John McNeel's Parent Interview was another important development within TA. Clients project their internalised parent onto the empty chair and then speak from that parental position. McNeel noticed that the Gouldings would often speak directly to clients while they occupied the parent chair, addressing them as the actual historical parent. He called this 'Talking to Parent Projections'. Something interesting happens here. When chair work begins, a third entity enters the therapeutic space. Normally transactions happen between client and therapist. The empty chair opens up new possibilities. The Child can confront the Critical Parent. The Adult can negotiate with the Child. The therapist can address specific ego states in the chair. Clients often start to understand their parents' inner lives and motivations through this, sometimes opening into compassion and integration.

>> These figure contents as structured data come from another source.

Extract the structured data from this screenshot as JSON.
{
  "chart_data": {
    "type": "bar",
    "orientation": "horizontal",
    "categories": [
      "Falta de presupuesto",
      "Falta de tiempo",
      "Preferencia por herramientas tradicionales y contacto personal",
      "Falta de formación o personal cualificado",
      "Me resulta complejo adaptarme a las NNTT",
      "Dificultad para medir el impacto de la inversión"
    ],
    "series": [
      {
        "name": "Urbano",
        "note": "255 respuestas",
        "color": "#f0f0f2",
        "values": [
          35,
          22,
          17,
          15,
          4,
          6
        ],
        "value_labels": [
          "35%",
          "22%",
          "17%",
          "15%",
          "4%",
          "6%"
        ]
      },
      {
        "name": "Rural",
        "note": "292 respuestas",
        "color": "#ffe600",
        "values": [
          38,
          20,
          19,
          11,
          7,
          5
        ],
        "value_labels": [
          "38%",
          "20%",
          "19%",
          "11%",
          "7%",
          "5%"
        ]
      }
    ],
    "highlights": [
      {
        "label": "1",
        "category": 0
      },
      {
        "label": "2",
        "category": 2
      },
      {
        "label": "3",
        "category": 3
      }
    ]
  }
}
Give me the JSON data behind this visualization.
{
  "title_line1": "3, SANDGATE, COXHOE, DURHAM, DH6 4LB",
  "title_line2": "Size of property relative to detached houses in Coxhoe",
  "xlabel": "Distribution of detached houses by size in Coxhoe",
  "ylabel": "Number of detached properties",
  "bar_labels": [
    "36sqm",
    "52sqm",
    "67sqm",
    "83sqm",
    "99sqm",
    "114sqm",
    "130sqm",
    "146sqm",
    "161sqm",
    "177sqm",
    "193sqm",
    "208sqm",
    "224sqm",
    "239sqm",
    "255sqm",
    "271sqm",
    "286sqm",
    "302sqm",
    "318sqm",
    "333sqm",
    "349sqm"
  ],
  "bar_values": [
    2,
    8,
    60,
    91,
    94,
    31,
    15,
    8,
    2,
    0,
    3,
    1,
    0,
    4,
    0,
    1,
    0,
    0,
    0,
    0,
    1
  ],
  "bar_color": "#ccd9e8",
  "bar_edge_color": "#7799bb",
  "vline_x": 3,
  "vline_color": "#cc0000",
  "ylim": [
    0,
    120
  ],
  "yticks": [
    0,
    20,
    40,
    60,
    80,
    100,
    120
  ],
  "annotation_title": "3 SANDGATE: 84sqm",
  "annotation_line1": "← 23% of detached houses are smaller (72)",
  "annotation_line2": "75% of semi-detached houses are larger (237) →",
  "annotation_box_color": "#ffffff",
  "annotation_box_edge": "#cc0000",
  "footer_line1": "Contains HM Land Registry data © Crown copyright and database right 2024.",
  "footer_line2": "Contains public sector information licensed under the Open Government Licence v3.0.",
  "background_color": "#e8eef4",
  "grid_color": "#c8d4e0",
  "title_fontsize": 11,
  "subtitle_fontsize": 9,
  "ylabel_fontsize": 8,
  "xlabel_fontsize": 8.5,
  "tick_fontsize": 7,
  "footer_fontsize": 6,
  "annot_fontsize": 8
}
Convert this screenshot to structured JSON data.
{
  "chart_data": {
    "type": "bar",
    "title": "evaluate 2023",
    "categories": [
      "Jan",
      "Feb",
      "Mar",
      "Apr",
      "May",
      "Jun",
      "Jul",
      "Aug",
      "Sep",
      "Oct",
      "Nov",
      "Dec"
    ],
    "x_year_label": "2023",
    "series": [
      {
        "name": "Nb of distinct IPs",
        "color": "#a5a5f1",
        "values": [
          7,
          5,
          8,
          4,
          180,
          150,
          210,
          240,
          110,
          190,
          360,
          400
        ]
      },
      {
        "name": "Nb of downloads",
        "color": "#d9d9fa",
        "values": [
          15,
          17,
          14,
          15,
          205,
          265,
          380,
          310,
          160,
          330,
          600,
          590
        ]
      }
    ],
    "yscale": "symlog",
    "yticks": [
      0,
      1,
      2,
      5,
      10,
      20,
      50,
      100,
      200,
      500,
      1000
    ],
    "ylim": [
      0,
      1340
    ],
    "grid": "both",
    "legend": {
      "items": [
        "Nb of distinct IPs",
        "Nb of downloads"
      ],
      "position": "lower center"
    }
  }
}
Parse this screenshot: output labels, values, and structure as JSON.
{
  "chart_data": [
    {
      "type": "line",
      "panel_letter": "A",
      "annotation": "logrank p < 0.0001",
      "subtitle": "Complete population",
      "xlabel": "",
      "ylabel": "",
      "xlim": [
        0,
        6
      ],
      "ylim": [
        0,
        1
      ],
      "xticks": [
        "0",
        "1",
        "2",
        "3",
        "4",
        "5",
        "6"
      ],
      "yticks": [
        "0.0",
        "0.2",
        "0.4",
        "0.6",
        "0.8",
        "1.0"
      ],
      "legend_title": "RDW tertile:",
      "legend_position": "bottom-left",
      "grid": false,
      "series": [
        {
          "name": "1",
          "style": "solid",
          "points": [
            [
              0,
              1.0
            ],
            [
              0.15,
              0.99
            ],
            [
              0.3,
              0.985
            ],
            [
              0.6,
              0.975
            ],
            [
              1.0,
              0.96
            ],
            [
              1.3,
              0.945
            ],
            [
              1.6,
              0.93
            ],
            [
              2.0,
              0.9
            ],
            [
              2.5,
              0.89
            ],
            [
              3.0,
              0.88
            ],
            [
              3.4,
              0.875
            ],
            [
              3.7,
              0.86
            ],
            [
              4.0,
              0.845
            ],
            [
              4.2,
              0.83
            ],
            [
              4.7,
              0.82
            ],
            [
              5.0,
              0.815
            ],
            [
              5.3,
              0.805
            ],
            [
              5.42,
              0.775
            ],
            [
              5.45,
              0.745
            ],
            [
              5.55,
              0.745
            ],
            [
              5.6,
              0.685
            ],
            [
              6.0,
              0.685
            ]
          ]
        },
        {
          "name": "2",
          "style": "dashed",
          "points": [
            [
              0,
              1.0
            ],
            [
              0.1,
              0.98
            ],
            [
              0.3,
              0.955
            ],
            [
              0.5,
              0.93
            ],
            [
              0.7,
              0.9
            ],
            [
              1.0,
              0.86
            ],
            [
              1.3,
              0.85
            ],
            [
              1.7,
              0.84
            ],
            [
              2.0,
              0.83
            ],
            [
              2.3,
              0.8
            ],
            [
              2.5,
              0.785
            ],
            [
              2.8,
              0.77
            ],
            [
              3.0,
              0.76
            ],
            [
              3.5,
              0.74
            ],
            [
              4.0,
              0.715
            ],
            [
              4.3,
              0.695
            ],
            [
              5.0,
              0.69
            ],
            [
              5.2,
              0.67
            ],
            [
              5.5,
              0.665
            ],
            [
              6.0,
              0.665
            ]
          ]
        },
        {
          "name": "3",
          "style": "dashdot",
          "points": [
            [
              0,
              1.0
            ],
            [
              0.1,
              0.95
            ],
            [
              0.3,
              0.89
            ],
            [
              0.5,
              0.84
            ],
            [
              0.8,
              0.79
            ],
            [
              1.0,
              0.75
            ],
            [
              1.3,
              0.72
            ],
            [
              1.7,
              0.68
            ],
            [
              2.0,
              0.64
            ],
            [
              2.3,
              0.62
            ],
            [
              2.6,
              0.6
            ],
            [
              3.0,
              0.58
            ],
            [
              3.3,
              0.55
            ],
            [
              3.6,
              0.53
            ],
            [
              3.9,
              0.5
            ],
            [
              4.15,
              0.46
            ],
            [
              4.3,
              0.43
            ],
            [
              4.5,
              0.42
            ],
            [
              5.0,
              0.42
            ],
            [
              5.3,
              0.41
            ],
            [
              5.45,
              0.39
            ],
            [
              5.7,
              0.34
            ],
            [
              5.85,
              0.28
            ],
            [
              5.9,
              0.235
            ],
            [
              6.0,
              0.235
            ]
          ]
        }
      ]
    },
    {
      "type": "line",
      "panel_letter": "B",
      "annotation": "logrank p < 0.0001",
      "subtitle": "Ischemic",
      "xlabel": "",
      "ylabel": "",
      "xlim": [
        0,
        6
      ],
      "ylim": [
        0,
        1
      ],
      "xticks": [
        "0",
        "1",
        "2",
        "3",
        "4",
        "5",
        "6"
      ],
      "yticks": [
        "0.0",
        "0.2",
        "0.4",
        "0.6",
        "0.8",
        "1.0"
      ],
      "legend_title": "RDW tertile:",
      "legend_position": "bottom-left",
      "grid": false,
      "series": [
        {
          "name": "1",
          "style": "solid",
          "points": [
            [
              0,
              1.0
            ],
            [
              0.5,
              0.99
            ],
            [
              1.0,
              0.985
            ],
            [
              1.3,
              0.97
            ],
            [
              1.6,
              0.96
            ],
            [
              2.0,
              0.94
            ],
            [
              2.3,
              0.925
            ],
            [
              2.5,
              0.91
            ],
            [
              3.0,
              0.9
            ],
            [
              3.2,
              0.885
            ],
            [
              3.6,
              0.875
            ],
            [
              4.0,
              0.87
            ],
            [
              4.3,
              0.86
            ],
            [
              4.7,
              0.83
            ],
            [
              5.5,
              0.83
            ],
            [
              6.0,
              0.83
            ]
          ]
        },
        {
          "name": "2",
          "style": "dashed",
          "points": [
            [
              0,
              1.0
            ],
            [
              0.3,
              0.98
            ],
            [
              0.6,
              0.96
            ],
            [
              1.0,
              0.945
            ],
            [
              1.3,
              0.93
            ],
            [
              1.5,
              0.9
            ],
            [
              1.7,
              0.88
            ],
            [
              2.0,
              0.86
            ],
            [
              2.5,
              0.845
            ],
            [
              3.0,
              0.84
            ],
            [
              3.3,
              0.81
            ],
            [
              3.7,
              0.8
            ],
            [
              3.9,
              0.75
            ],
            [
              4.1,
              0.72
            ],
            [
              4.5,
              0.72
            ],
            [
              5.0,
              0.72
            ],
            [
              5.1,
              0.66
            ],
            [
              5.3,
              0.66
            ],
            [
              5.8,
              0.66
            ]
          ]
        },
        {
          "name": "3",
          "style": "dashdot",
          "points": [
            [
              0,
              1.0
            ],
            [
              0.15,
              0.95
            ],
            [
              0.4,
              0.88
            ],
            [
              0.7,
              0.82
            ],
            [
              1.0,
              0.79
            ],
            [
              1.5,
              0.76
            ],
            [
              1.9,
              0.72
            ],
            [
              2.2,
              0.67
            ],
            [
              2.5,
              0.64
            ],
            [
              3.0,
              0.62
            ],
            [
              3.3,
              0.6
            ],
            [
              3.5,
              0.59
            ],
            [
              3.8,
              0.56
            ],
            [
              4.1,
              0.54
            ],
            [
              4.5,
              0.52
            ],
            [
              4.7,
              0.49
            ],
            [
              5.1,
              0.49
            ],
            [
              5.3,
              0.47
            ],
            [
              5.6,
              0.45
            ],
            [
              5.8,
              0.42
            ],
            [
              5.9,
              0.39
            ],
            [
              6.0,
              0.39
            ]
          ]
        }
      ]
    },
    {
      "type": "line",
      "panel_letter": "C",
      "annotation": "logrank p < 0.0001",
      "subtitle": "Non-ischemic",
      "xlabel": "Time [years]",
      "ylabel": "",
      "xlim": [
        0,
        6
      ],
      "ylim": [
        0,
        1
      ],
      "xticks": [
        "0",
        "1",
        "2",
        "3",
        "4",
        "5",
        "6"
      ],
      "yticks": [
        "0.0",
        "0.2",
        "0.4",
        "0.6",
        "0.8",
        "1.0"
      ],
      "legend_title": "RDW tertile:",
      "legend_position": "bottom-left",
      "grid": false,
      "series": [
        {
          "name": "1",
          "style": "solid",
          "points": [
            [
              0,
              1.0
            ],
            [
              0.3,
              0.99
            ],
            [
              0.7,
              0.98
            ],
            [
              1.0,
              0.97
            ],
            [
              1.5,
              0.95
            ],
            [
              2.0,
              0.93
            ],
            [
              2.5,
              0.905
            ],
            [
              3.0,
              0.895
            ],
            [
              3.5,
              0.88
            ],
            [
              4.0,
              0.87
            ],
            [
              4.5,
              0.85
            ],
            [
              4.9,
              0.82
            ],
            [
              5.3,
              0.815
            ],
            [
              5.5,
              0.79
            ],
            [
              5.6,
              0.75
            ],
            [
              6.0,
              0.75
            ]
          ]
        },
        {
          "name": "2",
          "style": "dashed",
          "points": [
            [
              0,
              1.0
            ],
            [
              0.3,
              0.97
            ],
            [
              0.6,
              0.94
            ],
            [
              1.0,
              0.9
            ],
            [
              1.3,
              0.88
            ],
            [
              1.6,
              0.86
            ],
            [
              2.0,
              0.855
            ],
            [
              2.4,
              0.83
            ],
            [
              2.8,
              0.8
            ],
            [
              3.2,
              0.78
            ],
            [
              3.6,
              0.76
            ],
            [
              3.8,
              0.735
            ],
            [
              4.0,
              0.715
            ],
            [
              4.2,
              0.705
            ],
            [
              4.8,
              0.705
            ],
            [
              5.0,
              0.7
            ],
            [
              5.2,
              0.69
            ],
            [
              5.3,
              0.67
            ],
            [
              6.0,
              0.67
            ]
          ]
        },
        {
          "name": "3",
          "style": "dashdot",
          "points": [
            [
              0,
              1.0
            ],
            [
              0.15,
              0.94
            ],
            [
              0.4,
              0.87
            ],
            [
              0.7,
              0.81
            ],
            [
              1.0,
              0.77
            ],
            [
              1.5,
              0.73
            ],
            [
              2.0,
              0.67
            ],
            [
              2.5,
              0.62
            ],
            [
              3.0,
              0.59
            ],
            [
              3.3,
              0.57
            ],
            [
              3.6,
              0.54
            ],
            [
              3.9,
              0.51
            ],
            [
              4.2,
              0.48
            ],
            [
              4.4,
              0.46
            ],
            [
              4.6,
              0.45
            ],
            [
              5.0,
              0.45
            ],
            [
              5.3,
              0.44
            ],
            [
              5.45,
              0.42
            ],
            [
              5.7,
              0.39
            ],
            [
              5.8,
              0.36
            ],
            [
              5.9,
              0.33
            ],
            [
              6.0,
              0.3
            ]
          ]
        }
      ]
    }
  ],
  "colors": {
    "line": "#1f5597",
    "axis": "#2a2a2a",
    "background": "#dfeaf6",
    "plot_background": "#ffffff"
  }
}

The observational power of the technique also gives useful diagnostic information. When a client claims to have a weak Nurturing Parent but speaks from that chair with warmth and capability, the therapist sees the functioning of the ego state rather than the client's story about it. This direct observation reveals how ego states actually behave, not how clients intellectually believe they do. And for clients themselves, chair work offers a kind of phenomenological self-understanding that's hard to reach any other way. They don't think about their personality parts, they encounter each one directly.
Beyond Gestalt and TA, the empty chair has been adopted widely. Schema therapy uses chair dialogues to work with schema modes. CBT therapists use it to externalise and challenge negative automatic thoughts. Emotion-Focused Therapy has developed two-chair protocols for resolving internal conflicts.
What keeps the empty chair alive across so many traditions is something fairly basic. Through projection, clients can externalise any aspect of their personality, Critical Parent, Free Child, traumatic memories, dream elements, body parts, and work with these projections in present-moment dialogue. Its capacity to induce regression, and to move clients from intellectual understanding into direct experience, is what gives it its reach.
References
Berne, E. (1961). Transactional Analysis in Psychotherapy. New York: Grove Press.
Goulding, R. and Goulding, M. (1978). The Power is in the Patient: A TA/Gestalt Approach to Psychotherapy. San Francisco: TA Press.
Goulding, M. and Goulding, R. (1979). Changing Lives Through Redecision Therapy. New York: Brunner/Mazel.
James, M. and Jongeward, D. (1971). Born to Win: Transactional Analysis with Gestalt Experiments. Reading, MA: Addison-Wesley.
McNeel, J. (1976). 'The Parent Interview'. Transactional Analysis Journal, 6(1), pp. 61–68.
Moreno, J. L. (1946). Psychodrama, Volume 1. New York: Beacon House.
Perls, F. (1969). Gestalt Therapy Verbatim. Lafayette, CA: Real People Press.
Perls, F., Hefferline, R. and Goodman, P. (1951). Gestalt Therapy: Excitement and Growth in the Human Personality. New York: Julian Press.
Stuntz, E. C. (1973). 'Multiple Chairs Technique'. Transactional Analysis Journal, 3(2), pp. 29–32.